Dynamic programming languages (DPLs), such as Python and Ruby, are often used for their flexibility and fast development. The absence of static typing can lead to runtime exceptions and reduced program understandability. To overcome these problems, some DPLs have introduced optional static typing. Because of the tedious effort of adding type annotations to existing projects, different approaches have been employed to generate type annotations. Static type inference methods are sound in their suggestions, but the dynamic nature of DPLs, combined with insufficient satisfied static dependencies, can cause imprecision. Other proposed approaches used machine learning (ML)-based type inference to predict type annotations.
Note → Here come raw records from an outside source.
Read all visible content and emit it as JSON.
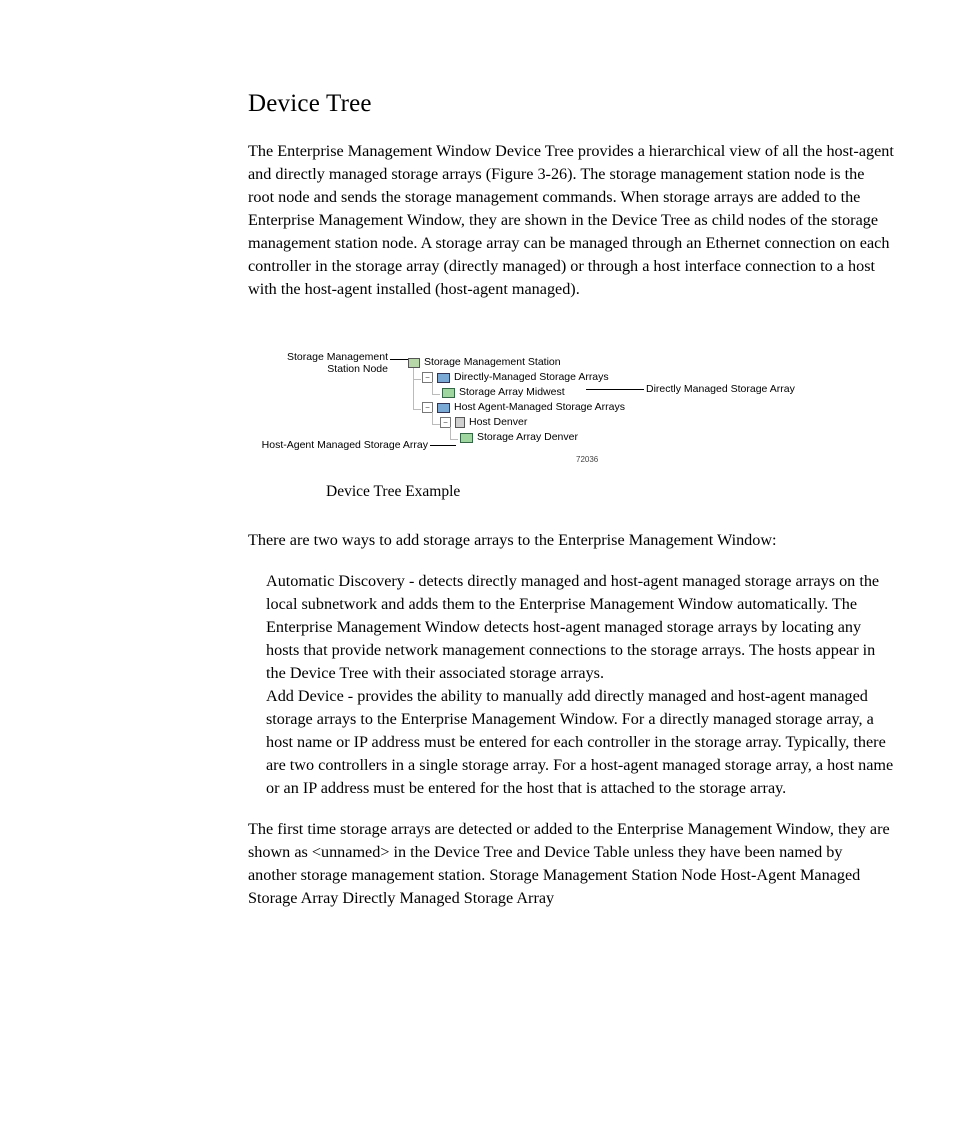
{
  "title": "Device Tree",
  "para1": "The Enterprise Management Window Device Tree provides a hierarchical view of all the host-agent and directly managed storage arrays (Figure 3-26). The storage management station node is the root node and sends the storage management commands. When storage arrays are added to the Enterprise Management Window, they are shown in the Device Tree as child nodes of the storage management station node. A storage array can be managed through an Ethernet connection on each controller in the storage array (directly managed) or through a host interface connection to a host with the host-agent installed (host-agent managed).",
  "figure": {
    "callouts": {
      "root_label": "Storage Management\nStation Node",
      "direct_label": "Directly Managed Storage Array",
      "hostagent_label": "Host-Agent Managed Storage Array"
    },
    "tree": {
      "root": "Storage Management Station",
      "direct_group": "Directly-Managed Storage Arrays",
      "direct_item": "Storage Array Midwest",
      "hostagent_group": "Host Agent-Managed Storage Arrays",
      "host_item": "Host Denver",
      "hostagent_array": "Storage Array Denver"
    },
    "figure_id": "72036",
    "caption": "Device Tree Example"
  },
  "para2": "There are two ways to add storage arrays to the Enterprise Management Window:",
  "list": {
    "item1": "Automatic Discovery - detects directly managed and host-agent managed storage arrays on the local subnetwork and adds them to the Enterprise Management Window automatically. The Enterprise Management Window detects host-agent managed storage arrays by locating any hosts that provide network management connections to the storage arrays. The hosts appear in the Device Tree with their associated storage arrays.",
    "item2": "Add Device - provides the ability to manually add directly managed and host-agent managed storage arrays to the Enterprise Management Window. For a directly managed storage array, a host name or IP address must be entered for each controller in the storage array. Typically, there are two controllers in a single storage array. For a host-agent managed storage array, a host name or an IP address must be entered for the host that is attached to the storage array."
  },
  "para3": "The first time storage arrays are detected or added to the Enterprise Management Window, they are shown as <unnamed> in the Device Tree and Device Table unless they have been named by another storage management station. Storage Management Station Node Host-Agent Managed Storage Array Directly Managed Storage Array"
}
ML-based methods don’t have the limitations of static type inference, however, their performance depends on the training set’s quality and they cannot guarantee type correctness because of their probabilistic techniques. One of such ML-based inference approaches, is the state-of-the-art Type4Py model. Type4Py suffers from some of the same limitations of other learning-based approaches, e.g. it cannot predict types outside of its pre-defined type clusters. To this end, this paper presents hpredict, a tool that combines type prediction of Type4Py’s pre-trained model with static type inference. hpredict runs Type4Py’s learning-based inference and static type inference on different copies of type slots and combines the predictions from both methods. Experiments on the test set of the ManyTypes4Py dataset show that hpredict outperforms Type4Py significantly by 11% regarding Top-10 prediction. The findings of this research, lend evidence that hpredict can increase Type4Py’s general type prediction performance by employing static type inference as well.